Three institutions, all in Edinburgh, compose the National Galleries of Scotland—the Scottish National Gallery, founded in 1850 and housed in an impressive building designed by William Henry Playfair (1789–1857); the Scottish National Portrait Gallery, which opened in 1889; and the Scottish National Gallery of Modern Art, which opened in 1960. Bringing together masterpieces from three separate museums into one presentation offers those living in and visiting San Francisco an experience that is possible only during the exhibition.

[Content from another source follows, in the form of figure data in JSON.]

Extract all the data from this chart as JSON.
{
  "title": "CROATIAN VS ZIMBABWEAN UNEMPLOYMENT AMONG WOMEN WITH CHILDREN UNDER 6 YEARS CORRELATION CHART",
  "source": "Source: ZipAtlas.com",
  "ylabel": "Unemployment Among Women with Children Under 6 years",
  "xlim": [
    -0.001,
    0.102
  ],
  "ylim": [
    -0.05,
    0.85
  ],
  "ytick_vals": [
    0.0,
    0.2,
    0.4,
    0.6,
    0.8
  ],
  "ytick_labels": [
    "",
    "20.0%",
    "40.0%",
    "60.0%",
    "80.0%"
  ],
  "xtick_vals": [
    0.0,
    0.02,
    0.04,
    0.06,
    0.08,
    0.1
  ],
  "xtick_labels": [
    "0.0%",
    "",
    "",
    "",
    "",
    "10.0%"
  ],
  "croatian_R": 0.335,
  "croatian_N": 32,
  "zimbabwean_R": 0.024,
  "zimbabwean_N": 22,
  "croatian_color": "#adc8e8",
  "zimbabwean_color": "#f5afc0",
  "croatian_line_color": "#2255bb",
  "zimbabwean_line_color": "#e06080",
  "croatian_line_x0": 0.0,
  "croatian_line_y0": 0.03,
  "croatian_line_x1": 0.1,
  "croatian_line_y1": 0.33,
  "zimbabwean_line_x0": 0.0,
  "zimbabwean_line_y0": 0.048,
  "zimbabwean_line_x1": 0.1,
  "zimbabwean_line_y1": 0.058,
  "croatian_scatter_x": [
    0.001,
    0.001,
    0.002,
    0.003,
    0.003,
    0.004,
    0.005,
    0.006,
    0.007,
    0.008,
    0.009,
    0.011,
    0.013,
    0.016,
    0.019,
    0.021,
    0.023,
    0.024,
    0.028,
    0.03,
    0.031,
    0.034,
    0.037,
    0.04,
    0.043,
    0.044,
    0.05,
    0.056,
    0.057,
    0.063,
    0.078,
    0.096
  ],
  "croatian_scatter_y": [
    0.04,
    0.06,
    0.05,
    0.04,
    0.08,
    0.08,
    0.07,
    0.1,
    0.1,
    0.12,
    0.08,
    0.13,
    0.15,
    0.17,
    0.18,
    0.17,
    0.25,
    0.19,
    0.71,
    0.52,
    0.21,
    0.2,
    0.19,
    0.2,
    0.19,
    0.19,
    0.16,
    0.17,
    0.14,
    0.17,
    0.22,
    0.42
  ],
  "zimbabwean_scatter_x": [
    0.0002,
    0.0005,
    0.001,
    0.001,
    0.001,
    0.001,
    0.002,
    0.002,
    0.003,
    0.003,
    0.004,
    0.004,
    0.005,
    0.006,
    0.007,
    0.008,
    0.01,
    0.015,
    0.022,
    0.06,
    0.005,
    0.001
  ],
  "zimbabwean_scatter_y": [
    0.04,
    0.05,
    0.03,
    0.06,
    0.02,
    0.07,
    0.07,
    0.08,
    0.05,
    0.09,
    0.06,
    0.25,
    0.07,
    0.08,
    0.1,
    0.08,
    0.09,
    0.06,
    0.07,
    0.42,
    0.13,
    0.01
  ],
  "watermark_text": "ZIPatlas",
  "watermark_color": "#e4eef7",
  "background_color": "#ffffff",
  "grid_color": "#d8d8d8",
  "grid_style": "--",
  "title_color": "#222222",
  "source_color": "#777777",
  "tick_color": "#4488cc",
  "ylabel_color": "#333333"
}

As Trevor Traina, one of Wilsey’s sons, told his mother at a gathering for the major donors two days before the exhibition opened to the public, “This is the best exhibition we have ever had at this museum.” Wilsey, being the independent thinker she is, challenged her son’s comment but then admitted,  “OK, maybe this is the best we’ve done so far…”

Credit Colin B. Bailey, who as Director of the Fine Arts Museums of San Francisco oversees the de Young Museum and the Legion of Honor, for bringing this amazing exhibition to the west coast for the first time. Ten of the works have been on display at The Frick Collection in New York, where Bailey was employed before he took the job here in 2013. Now we’re talking 55 pieces, including Botticelli’s The Virgin Adoring the Sleeping Christ Child, Adam Elsheimer’s The Stoning of Saint Stephen, Rembrandt’s A Woman in Bed, Sir Henry Raeburn’s Reverend Robert Walker (The Skating Minister) Frederic Edwin Church’s Niagara Falls, Monet’s Poplars on the Epte and Gauguin’s Three Tahitians.

You can judge for yourself where this exhibition ranks. One thing that can’t be argued is these are all masterpieces and deserve your time.